涙やけ部分のべとつきや皮膚炎を清潔に保つために自宅で行うケアは、水道水で湿らせたガーゼタオルなどを用いて優しく洗いましょう。目に近い場所ですので、塗り薬のように目元に使用する薬剤、製品には注意が必要です。

眼球への刺激になるような被毛は、除去したほうがいいのですが、目元の被毛をカットした際には、伸びてきた段階で目への刺激にならないか、確認しましょう。目の近くでハサミを使用することは危険ですので、カットが必要な際は専門家に依頼しましょう。

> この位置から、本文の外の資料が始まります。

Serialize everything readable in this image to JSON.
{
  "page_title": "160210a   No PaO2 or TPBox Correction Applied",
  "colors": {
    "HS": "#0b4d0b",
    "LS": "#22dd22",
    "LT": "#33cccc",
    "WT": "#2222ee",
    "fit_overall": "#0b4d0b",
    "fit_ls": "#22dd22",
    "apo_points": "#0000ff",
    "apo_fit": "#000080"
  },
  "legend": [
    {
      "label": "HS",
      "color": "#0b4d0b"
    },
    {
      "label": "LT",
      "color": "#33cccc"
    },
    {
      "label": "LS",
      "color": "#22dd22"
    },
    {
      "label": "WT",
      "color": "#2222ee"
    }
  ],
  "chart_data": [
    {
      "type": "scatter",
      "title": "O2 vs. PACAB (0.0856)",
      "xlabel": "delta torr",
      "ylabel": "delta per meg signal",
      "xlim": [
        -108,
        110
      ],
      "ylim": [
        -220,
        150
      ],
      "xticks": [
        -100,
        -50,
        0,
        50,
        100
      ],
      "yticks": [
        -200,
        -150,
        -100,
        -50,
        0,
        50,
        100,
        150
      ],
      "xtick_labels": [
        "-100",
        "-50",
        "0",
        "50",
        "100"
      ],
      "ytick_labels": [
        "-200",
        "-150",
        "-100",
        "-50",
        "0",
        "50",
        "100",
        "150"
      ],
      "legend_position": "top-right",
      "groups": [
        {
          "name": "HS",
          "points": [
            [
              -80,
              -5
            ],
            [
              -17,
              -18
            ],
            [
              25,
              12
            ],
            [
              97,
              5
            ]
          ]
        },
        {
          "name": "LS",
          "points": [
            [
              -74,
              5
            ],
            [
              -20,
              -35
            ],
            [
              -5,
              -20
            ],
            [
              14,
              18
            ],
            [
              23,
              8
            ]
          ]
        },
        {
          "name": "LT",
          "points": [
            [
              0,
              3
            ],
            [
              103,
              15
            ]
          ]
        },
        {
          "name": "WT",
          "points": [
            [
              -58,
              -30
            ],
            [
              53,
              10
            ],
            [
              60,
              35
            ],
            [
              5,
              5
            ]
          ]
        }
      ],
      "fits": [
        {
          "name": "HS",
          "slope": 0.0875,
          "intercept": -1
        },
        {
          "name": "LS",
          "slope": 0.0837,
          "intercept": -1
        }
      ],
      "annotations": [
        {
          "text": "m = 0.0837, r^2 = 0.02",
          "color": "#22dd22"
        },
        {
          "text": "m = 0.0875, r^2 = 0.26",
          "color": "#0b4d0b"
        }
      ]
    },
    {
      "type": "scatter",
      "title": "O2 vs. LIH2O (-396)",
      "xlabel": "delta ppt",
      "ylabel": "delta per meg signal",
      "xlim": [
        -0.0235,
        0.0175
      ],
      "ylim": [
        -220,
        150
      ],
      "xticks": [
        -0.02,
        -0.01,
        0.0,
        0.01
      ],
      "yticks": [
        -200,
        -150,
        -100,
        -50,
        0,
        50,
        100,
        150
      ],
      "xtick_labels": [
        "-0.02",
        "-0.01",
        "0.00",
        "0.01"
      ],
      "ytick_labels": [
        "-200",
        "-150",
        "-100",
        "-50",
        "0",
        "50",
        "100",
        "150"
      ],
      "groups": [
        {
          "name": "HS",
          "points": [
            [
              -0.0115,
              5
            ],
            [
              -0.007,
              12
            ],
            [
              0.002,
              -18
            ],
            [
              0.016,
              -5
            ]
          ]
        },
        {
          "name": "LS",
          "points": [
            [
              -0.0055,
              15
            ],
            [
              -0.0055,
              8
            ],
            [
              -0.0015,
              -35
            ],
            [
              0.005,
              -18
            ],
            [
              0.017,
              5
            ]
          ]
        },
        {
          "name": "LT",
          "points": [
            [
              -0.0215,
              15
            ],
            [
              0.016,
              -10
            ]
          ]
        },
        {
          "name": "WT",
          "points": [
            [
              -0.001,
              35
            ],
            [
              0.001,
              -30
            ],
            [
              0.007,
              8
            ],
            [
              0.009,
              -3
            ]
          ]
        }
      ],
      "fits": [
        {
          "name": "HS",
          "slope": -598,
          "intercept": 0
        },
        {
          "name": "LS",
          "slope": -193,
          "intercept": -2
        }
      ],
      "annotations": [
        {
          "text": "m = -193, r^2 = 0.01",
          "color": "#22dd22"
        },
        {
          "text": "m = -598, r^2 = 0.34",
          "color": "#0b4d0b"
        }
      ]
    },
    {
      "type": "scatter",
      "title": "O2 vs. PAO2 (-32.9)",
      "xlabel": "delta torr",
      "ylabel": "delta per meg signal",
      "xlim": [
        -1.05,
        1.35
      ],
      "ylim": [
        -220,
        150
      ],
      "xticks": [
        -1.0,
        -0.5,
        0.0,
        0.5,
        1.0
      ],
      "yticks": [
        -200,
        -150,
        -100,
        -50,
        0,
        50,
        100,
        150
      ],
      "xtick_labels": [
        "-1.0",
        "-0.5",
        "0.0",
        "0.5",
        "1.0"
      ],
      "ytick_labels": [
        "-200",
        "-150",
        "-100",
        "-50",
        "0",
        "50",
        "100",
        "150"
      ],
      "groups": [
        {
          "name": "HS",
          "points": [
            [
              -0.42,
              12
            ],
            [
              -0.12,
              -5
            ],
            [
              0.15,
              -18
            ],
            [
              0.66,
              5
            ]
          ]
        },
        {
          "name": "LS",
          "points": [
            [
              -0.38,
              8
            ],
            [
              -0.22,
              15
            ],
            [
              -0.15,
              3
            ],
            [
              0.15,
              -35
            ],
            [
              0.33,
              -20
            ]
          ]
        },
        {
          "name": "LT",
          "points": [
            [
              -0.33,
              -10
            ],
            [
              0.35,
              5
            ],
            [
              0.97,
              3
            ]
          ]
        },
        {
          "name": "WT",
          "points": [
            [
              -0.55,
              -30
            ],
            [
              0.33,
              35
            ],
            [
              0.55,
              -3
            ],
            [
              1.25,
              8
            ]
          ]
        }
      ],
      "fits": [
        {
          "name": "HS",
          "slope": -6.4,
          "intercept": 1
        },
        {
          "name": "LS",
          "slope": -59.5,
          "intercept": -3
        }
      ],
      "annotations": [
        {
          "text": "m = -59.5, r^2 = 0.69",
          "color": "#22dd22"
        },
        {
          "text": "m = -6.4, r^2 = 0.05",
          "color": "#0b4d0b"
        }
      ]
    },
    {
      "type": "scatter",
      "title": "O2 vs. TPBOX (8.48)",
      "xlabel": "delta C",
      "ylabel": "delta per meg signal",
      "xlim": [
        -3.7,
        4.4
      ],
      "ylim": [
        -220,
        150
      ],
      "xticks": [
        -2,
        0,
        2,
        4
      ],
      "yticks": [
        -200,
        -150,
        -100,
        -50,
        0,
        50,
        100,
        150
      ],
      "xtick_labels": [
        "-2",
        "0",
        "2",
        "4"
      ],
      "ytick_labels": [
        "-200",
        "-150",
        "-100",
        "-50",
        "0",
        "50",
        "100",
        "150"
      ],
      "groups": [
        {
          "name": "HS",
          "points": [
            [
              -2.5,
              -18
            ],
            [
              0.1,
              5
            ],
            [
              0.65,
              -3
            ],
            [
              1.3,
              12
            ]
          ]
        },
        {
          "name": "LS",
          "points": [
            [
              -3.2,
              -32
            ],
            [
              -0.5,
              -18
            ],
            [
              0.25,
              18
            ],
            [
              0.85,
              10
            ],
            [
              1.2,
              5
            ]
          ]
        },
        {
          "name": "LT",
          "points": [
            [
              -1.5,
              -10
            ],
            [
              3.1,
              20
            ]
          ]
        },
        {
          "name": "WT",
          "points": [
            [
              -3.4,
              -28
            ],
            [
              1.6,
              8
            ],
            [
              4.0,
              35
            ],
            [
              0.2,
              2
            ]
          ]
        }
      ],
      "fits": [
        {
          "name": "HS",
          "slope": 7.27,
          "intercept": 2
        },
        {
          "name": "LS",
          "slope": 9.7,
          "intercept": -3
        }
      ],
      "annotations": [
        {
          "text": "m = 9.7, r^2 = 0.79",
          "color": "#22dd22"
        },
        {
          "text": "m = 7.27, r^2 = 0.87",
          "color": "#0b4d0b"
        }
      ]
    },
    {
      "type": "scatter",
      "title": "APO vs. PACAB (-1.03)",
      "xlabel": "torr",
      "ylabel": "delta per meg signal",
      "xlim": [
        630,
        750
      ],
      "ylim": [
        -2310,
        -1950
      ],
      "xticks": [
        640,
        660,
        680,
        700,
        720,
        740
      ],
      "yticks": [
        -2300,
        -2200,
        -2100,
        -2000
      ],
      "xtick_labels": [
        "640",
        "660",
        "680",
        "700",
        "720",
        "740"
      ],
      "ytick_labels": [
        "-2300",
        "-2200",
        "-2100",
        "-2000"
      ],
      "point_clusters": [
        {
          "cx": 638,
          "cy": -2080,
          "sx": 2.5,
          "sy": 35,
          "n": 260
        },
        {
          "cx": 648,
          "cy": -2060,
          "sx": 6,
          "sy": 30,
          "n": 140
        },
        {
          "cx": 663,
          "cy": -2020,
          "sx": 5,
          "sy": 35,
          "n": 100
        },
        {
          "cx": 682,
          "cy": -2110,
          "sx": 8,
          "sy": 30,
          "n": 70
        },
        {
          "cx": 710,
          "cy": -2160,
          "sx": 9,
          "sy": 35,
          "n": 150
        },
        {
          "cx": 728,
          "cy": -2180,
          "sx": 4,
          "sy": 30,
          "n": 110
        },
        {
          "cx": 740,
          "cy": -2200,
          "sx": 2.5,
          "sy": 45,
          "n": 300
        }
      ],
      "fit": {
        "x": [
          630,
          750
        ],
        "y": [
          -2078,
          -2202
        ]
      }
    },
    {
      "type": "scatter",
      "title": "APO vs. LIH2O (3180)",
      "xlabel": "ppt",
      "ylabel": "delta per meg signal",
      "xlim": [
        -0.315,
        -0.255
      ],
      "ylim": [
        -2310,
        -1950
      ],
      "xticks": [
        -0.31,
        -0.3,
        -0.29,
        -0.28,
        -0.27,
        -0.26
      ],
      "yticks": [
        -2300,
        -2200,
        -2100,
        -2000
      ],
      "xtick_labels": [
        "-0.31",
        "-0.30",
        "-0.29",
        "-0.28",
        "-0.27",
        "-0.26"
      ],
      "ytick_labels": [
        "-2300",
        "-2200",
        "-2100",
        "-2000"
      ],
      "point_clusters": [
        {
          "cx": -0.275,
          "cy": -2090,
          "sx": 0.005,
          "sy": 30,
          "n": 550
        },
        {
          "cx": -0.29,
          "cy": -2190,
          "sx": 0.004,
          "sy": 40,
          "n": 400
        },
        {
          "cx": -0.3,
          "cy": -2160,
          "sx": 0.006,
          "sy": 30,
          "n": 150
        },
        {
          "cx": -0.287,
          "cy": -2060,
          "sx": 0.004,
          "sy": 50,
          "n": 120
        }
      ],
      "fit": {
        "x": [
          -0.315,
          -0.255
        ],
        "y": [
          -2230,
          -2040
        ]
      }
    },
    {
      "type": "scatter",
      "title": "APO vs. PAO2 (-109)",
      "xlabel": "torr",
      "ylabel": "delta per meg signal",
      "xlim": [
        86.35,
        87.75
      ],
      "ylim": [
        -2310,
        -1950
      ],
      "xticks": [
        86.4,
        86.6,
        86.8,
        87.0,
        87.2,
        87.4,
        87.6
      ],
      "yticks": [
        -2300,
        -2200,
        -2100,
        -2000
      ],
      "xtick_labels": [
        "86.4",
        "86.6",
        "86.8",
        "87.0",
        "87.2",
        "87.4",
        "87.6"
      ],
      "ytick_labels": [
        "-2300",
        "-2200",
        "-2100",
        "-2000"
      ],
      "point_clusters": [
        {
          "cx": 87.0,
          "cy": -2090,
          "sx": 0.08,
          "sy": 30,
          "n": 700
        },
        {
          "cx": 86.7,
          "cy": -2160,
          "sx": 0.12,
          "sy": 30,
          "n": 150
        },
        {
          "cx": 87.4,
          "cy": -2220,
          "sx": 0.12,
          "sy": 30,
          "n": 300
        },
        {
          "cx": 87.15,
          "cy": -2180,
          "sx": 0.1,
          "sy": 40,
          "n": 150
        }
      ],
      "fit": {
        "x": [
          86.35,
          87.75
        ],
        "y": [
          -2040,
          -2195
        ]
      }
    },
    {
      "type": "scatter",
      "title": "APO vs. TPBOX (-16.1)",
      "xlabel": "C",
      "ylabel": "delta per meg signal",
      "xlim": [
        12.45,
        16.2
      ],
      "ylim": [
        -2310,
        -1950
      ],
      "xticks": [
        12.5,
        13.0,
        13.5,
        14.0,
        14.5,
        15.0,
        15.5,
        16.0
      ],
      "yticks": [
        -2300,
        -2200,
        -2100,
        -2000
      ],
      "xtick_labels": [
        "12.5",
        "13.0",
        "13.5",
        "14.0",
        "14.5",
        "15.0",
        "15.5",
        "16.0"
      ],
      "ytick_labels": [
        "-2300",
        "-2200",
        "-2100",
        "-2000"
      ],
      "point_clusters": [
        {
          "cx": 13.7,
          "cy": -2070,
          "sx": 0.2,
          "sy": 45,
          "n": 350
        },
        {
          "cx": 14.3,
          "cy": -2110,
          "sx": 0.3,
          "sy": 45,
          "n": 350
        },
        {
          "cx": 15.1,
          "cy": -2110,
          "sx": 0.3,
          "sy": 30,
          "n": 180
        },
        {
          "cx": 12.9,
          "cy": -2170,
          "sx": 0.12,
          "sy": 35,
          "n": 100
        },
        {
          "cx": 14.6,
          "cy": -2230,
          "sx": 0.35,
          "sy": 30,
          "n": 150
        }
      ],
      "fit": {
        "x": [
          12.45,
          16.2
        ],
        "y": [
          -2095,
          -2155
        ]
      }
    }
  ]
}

鼻の短いパグやフレンチブルドッグのような犬種では、顔のしわ(皮膚、被毛)が眼球に触れたり、しわの間に汚れがたまり炎症を生じたりします。流涙症による皮膚炎が悪化しや すいだけでなく、眼球へ常に刺激が加わり角膜が黒くなり、視覚にも影響が出てしまいます。皮膚炎によりしわが腫れたり肥厚したりすると、さらに眼球に触れる皮膚の面積が増えるかもしれません。顔や目元だけでなく、しわの間まで観察し、ケアしましょう。

涙やけのケアにわんちゃんが協力的でない場合は、無理をせず、動物病院に相談しましょう。ケアの途中で嫌がって、眼球を傷つけてもいけませんし、飼い主様が咬まれてもいけません。

さいごに

涙やけは見た目でわかる症状のため、涙やけをターゲットにした製品は多く存在します。 安心、安全な製品選びのためにも動物病院で相談してください。

涙は目の異物感や鼻涙管の異常だけでなく、目の痛みによって出ている場合もあります。眼球の深い傷や眼球内の異常など、失明につながる怖い病気もあります。涙が出ているだけというあまり心配なさそうな症状でも、いつもと違う症状は動物病院で診察を受けましょう。